Top Tips for Avoiding Loneliness
- Get a dog. Or cat (but I’d recommend a dog).
- Work from the library or a coffee shop.
- Find a coworking space. Ask your employer if they would pay your admission for you.
- Reach out to people on Slack
Our #random Slack channel, talking about March Madness
How can you possibly be productive?
It does take a good amount of self-control to be productive when no one’s around, which is why I live and breathe by my to-do list.
Each morning, I make a checklist of things that need to be done and I motivate myself by seeing how many I can get checked off.
In some ways, working from home allows me to be more productive because there are fewer interruptions.
4 Musts to Stay Productive
- Create a to-do list. Every day.
- Consider some great project management software, or ask if your company is willing to invest in some (ClickUp, Teamwork, and Flow are great options).
- Stick to your designated working spaces in your house. Never, ever, ever work from your bedroom.
- Set goals and hold yourself accountable. We create “rocks” and have weekly check-ins with our managers to make sure we are on track to achieve these goals.
Do you feel connected to your coworkers?
Absolutely. During my second week at Spark, we flew out to Phoenix for our company retreat.
It was a great place to really get to know each other right off the bat. We also have a company-wide video chat every Monday for everyone to check in with each other, discuss any challenges we are having, and work together to solve them.
Best Advice to Stay Connected
- Meet in person before you start the job. Don’t settle for a video chat interview before accepting a position. Don’t underestimate this, either—that initial human-to-human interaction can make all the difference for a happy employee and avoiding a bad culture fit. Some people are cool online, but vibe completely different in person.
- Stay active on Slack, or whatever platform your company uses to chat internally, and encourage your team to use it, too.
- Have weekly video chats.
- Schedule meetings with coworkers to brainstorm, discuss an issue you’re having, or just to chat. It’s worth it!
What do you enjoy most about working from home?
The flexibility. And not having to drive through Atlanta traffic has done wonders for my overall happiness.
I mean, who wouldn't want an office-mate like this??
What’s your biggest challenge working from home?
When you work in an office, there’s typically a set time that you arrive and a set time that you leave.
But when you work from home, you never really leave “the office.”
It’s been a big challenge for me to close the computer and be done for the day, especially when my to-do list hasn’t been completed.
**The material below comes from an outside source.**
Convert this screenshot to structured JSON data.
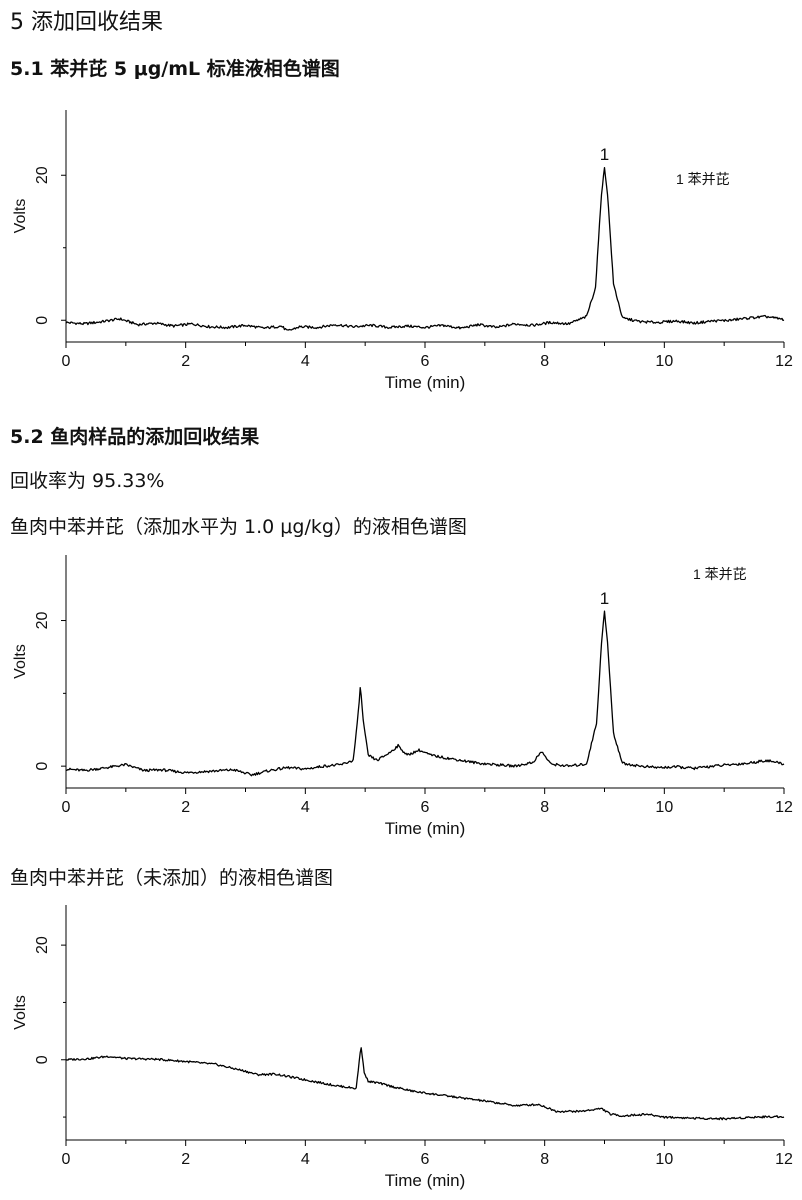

But I’m learning that it’s important to set boundaries for myself.
Best Ways to Overcome These Challenges
- Set a start time and an end time for yourself, similar to how you would operate in an office.
- Have a designated working space in your house. Close the door to your office when you’re done.
- Don’t open the computer back up when you get an email that you could answer really quickly, “it’ll just take a second.”
What advice do you have for someone new to working from home?
Get up and move. If you stare at a computer screen all day, you’re going to get restless and lonely. Take your dog for a walk or go for a run at lunch. Stand up and get a cup of coffee. By changing up your scenery every once in a while, you’ll be more productive.
Working from home is such a gift, but it’s not for everyone. I don’t know if I can stress this enough—it’s not for everyone. Being honest with yourself with your needs is important for an enormous shift like working remote, but if it can work for you, it can be so WORTH IT.
It’s a relatively new trend in marketing and not all companies have their remote policies ironed out. Hopefully, my answers about remote life help you figure out if working from home is right for you, and helps you choose your next career move.